Unionist William ‘‘Bill’’ Blizzard (September 19, 1892-July 31, 1958) was the son of Timothy Blizzard and activist Sarah Rebecca ‘‘Mother’’ Blizzard. He became one of West Virginia’s most influential and controversial labor leaders of the 20th century. Born in the Cabin Creek district of Kanawha County, Blizzard first became involved with the United Mine Workers of America during the bloody Paint Creek-Cabin Creek strike of 1912–13. During the next decade, he rose from the rank and file along with Frank Keeney and Fred Mooney.

In 1921, Blizzard played a key role in the Miners’ March on Logan. While District 17 President Keeney and Secretary-treasurer Mooney managed events behind the scenes, Blizzard led the miners in the front lines of the fighting at Blair Mountain. After the Battle of Blair Mountain, Blizzard was tried at Charles Town for treason and murder, defended by T. C. Townsend and Harold Houston, and found not guilty on both charges. However, the District 17 officials had lost favor with UMWA President John L. Lewis, and in 1924 Keeney and Mooney were forced to retire. Blizzard remained in the union but lost much of his influence.

Blizzard returned to prominence in 1931 when he led the UMWA’s struggle against Keeney’s West Virginia Mine Workers Union.
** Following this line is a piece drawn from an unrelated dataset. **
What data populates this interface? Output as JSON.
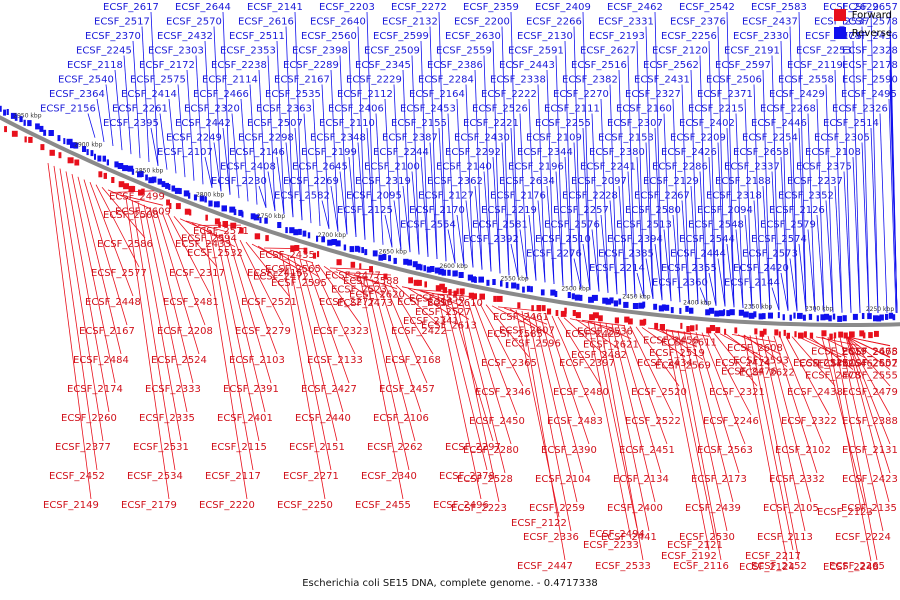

Blizzard became a close associate of union leader Van Bittner and together they made the UMWA a powerful political force in West Virginia. In 1945, Blizzard was appointed president of District 17 and served for 10 years. John L. Lewis forced Blizzard to resign after learning of a fistfight between Blizzard and Lewis’s youngest brother, Raymond Lewis. Blizzard died of cancer, reportedly having come to regret his long association with the Lewis forces inside the UMWA.